Bulk Write is the fastest way to generate content at scale. Enter a list of keywords, select your Topic, and MadWords writes a unique, research-backed article for each one.
| Topic | Select the Topic you created in Step 1. This is what tells MadWords about your business. |
| Project Name | A label for this batch. Example: "March Coffee Articles" or "Competitor Gap Keywords." |
| Project Type | Keywords — paste a list of keywords, one per line. RSS Feed — pull topics from an RSS feed. |
Choose where your articles go after generation:
| WordPress | Publishes directly to your WordPress site via API. Select your connected site, choose a category, and set post status (draft or published). |
| Keep It in MadWords | No WordPress required. Articles are stored in your MadWords account, where you can edit them and then move or export them to any platform you want. |
For real SEO campaigns, Bulk Write is what you want. Load up to 100,000 keywords, hit generate, and come back to a queue of publish-ready articles. Every article is independently researched — no two are alike, even on similar topics. It's the difference between writing one post and building out a whole site.
Translate and Rewrite aren't steps — they're optional tools. Reach for them once you've got content live.
Translate your existing articles into other languages to reach international audiences. MadWords doesn't just translate word-for-word — it localizes content so it reads naturally in the target language.
| Topic | Select the Topic that contains the articles you want to translate. |
| Source | Choose which articles to translate — by WordPress category, specific articles, or all content. |
| Target Languages | Select one or more languages. You can translate into multiple languages in a single batch. |
If your audience is English-only, skip this step entirely. But if you serve international markets or want to expand into new regions, translation is the fastest way to multiply your content library without generating new articles from scratch.
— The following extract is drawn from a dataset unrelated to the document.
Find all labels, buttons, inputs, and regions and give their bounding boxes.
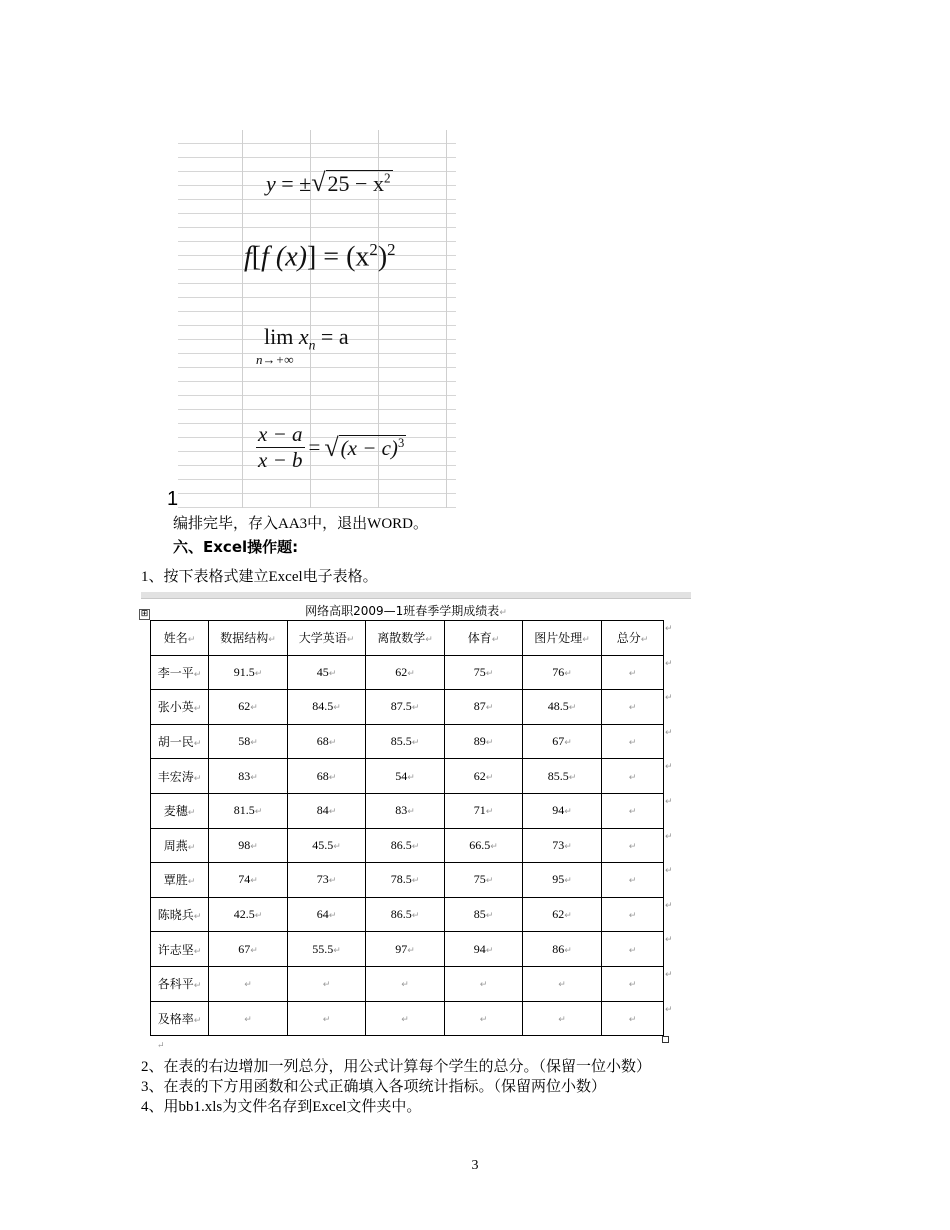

Keep your content fresh by automatically rewriting sections of existing articles on a schedule. Google rewards content that gets updated regularly, and Rewrite handles this without you lifting a finger.
| Topic | Select the Topic containing the articles you want to keep fresh. |
| WordPress Category | Choose which category of articles to rewrite. |
| Paragraph to Rewrite | First paragraph, last paragraph, or one random paragraph. The rest of the article stays intact. |
| Rewrite Every | Set the schedule — every 1 to 6 months. MadWords automatically rewrites the selected paragraph on this interval. |
Most users set Rewrite to every 3 months on their core content categories. It signals to Google that your content is maintained and current, which can improve rankings over time — especially in competitive niches where everyone else's content is going stale.